Perhaps the reason that God is so absent in any real, meaningful, or quantifiable way in the collective life of our present generation is that we have made him to reflect our own image, and being that we are ourselves largely lacking in substance or foundation, it should then come as no surprise that man has forgotten God. Man has made Him to look like His human creation, and said creation knows not what to make of itself.

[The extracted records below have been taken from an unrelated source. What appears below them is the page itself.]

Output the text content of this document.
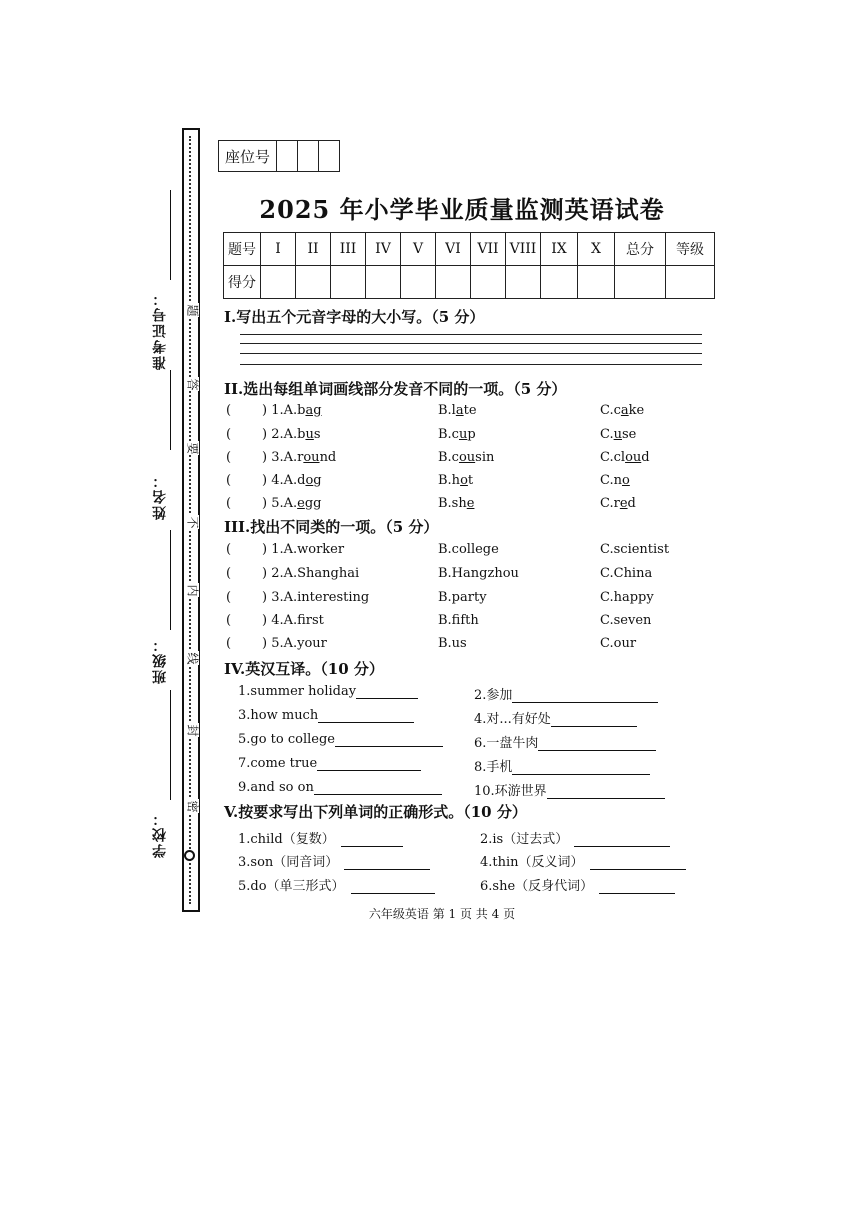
准考证号：
姓名：
班级：
学校：
题
答
要
不
内
线
封
密
座位号			
2025 年小学毕业质量监测英语试卷
题号	I	II	III	IV	V	VI	VII	VIII	IX	X	总分	等级
得分												
I.写出五个元音字母的大小写。（5 分）
II.选出每组单词画线部分发音不同的一项。（5 分）
( ) 1.A.bag	B.late	C.cake
( ) 2.A.bus	B.cup	C.use
( ) 3.A.round	B.cousin	C.cloud
( ) 4.A.dog	B.hot	C.no
( ) 5.A.egg	B.she	C.red
III.找出不同类的一项。（5 分）
( ) 1.A.worker	B.college	C.scientist
( ) 2.A.Shanghai	B.Hangzhou	C.China
( ) 3.A.interesting	B.party	C.happy
( ) 4.A.first	B.fifth	C.seven
( ) 5.A.your	B.us	C.our
IV.英汉互译。（10 分）
1.summer holiday	2.参加
3.how much	4.对...有好处
5.go to college	6.一盘牛肉
7.come true	8.手机
9.and so on	10.环游世界
V.按要求写出下列单词的正确形式。（10 分）
1.child（复数）	2.is（过去式）
3.son（同音词）	4.thin（反义词）
5.do（单三形式）	6.she（反身代词）
六年级英语 第 1 页 共 4 页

If man truly and in every sense of the phrase fears God, he has no need whatever to fear anything of this world. Sickness and disease, poverty, war, natural disaster; even down to such seemingly trifling matters are relationships and professional direction – none of these can affect the man who fears God. After all, the only God deserving of his fear, his reverence, and his awe is that which has all creation under his thumb. The troubles of the world are too great to be overcome by strictly human endeavor, as is evident from the countless conflicts made worse by the ill-advised and Godless movements of men. Man must remember God, not at the state level. Man needs no theocracy. Rather, he needs to remember Him in his own life. Where God is, there is peace, love, joy, and hope. Let every man remember this God, and accept these into his own life, and let the world around him be resurrected not by an attempt to bring Heaven to Earth, but as a consequence of reconnecting one’s soul to Heaven.
i  Book of Proverbs, 1.7 (ESV)
ii  Dirscherl, Denis S.J. Dostoevsky and the Catholic Church. Chicago: Loyola University Press, 1986. 47.